[ndnSIM] Simulation terminated with signal SIGSEGV - possible bug

Thiago Teixeira tteixeira at umass.edu
Mon May 21 07:45:30 PDT 2018


Hi John,

Please find my answers below in red. As Junxiao pointed out, we are trying to run our scenario with more memory (32 GB).
We will let you know how it goes.

Thanks,
Thiago


From: John Baugh [mailto:jpbaugh at umich.edu]
Sent: Saturday, May 19, 2018 5:38 AM
To: Thiago Teixeira <tteixeira at umass.edu>
Cc: Junxiao Shi <shijunxiao at email.arizona.edu>; ndnsim <ndnsim at lists.cs.ucla.edu>; Rajvardhan <rdeshmukh at umass.edu>
Subject: Re: [ndnSIM] Simulation terminated with signal SIGSEGV - possible bug

Thiago,

I keep coming back to this when I get free time, and it's still a bit perplexing.  Is the ndn-debug-scenario.cc that you have at https://gist.github.com/thiteixeira/8c4fd1deb884b548d1f071ebb1bee043#file-valgrind-leak-check-full-txt up to date?

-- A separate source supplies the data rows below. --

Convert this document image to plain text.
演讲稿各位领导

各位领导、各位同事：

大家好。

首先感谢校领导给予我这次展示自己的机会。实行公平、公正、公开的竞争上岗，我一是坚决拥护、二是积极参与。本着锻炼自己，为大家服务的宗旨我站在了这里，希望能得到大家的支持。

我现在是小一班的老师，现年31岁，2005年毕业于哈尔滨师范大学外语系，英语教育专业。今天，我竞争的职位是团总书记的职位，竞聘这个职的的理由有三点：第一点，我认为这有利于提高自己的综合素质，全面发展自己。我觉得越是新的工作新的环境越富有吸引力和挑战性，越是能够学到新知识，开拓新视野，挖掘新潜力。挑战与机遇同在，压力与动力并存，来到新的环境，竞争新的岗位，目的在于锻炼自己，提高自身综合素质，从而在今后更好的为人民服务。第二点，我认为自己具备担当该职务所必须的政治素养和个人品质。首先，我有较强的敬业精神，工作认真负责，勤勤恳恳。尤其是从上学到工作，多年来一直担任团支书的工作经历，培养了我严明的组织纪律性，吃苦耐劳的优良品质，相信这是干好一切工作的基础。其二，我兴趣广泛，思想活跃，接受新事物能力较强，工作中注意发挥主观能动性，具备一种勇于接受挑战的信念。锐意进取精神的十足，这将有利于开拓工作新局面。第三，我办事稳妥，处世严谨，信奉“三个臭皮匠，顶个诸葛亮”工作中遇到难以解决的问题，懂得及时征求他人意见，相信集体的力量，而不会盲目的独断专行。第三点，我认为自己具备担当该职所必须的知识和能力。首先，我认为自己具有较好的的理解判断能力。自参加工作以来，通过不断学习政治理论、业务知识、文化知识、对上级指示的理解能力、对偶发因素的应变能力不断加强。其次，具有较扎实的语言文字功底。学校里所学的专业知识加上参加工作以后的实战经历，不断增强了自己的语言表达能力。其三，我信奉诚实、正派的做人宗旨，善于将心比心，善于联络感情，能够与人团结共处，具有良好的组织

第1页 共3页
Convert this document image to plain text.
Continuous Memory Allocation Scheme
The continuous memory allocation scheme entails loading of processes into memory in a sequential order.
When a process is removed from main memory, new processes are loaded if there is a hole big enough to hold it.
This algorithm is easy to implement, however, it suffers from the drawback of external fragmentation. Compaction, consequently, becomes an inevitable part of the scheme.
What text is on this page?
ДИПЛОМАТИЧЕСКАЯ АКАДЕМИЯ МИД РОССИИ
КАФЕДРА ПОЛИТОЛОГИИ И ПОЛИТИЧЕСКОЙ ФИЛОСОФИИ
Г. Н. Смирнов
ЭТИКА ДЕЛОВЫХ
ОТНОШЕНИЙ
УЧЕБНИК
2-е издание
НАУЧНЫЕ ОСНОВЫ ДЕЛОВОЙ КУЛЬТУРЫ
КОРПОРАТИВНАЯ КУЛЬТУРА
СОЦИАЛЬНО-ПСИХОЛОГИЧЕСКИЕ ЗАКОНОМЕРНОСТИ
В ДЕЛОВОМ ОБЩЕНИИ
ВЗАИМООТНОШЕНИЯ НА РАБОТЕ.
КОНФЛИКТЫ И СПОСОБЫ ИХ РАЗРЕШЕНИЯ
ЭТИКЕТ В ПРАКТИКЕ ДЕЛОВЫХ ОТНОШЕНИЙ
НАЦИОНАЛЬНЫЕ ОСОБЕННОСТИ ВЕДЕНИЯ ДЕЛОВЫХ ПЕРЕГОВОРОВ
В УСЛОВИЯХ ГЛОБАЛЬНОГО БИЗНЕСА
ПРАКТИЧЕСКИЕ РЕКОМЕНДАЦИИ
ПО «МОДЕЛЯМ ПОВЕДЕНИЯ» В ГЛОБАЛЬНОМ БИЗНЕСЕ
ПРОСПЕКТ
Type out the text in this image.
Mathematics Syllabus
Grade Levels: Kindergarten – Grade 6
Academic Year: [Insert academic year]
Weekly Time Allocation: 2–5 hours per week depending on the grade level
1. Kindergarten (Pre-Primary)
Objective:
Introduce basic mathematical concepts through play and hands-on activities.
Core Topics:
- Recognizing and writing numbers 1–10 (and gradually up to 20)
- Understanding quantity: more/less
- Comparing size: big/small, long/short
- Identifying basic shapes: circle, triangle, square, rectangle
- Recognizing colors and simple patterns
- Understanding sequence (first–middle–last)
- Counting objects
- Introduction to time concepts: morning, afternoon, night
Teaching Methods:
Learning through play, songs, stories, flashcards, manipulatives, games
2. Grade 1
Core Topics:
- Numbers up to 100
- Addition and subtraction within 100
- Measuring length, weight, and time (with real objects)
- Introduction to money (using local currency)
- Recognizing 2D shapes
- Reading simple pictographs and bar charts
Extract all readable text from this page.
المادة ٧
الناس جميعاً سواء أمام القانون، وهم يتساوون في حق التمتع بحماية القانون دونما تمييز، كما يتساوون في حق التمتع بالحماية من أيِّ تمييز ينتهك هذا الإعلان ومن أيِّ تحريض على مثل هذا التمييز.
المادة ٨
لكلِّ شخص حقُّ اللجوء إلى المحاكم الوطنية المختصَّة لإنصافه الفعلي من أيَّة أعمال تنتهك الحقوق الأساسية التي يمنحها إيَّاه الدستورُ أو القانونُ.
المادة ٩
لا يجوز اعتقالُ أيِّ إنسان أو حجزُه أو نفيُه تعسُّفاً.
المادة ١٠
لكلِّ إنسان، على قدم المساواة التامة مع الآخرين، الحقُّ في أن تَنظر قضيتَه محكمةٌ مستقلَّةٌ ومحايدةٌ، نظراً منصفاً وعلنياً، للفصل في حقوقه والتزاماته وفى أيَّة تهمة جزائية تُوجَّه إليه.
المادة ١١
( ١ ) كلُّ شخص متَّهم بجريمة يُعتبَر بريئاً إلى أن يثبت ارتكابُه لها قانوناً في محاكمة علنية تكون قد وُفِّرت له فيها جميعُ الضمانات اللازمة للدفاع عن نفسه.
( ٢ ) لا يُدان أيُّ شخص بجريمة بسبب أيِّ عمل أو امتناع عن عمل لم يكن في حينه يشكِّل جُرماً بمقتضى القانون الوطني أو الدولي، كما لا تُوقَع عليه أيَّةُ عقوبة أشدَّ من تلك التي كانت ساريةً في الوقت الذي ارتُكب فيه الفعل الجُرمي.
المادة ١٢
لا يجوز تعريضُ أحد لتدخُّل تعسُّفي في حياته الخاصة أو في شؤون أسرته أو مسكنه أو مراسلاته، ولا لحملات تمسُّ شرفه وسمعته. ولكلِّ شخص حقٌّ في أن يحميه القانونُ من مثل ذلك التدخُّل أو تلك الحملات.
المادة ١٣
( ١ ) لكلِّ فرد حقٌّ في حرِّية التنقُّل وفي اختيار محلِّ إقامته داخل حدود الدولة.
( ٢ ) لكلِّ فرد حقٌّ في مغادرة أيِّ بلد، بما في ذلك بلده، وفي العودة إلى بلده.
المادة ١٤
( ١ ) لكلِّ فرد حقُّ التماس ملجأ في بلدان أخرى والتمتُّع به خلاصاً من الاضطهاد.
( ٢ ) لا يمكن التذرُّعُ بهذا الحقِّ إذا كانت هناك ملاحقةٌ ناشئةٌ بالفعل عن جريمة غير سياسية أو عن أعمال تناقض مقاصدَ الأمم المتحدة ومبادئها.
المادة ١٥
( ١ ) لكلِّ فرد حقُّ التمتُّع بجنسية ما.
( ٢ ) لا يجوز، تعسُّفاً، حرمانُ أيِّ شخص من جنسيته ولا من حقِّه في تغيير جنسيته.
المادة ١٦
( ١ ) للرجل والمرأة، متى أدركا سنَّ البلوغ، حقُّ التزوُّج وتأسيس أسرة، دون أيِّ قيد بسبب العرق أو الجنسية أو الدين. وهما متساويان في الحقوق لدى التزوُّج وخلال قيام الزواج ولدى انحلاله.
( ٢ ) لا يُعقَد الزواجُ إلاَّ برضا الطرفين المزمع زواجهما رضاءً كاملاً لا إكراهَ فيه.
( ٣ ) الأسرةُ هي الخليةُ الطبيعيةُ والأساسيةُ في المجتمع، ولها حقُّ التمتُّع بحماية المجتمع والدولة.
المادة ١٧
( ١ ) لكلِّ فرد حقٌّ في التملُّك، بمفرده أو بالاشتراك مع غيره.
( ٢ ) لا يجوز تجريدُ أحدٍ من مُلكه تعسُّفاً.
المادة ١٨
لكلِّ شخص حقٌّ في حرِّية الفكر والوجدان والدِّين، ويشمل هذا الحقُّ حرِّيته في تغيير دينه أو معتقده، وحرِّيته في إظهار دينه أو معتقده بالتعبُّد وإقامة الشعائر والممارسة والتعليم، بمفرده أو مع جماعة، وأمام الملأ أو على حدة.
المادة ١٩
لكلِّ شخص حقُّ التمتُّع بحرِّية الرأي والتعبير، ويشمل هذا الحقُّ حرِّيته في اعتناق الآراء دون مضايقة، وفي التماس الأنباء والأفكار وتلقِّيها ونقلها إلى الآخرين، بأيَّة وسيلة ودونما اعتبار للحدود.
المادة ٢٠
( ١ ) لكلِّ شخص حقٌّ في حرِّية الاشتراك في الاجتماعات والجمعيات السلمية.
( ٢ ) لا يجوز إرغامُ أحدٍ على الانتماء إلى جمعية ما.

Yes, that is the code we are using to debug this issue, because it has only a few modifications from the ndn-simple-wifi scenario.

The Valgrind points to line 195 as being the culprit, but that's just setting a prefix ( producerHelper.SetPrefix(ndnPrefix);)

Some things we can at least look into:


  1.  What version of the C standard library is installed on your system?      (ldd --version)
$ ldd –version
ldd (Ubuntu GLIBC 2.23-0ubuntu10) 2.23

  1.  When you said "ndnSIM 2.4 didn't work for us", did you mean you couldn't install ndnSIM 2.4, or you did install it and it still doesn't work?
We were able to install ndnSIM 2.4 by cloning ndnSIM 2.5, checking the ndnSIM 2.4 tag, running “git submodule update --init". But the code in that Gist only runs for a few seconds (Raj has more memory and his simulation run for a bit longer).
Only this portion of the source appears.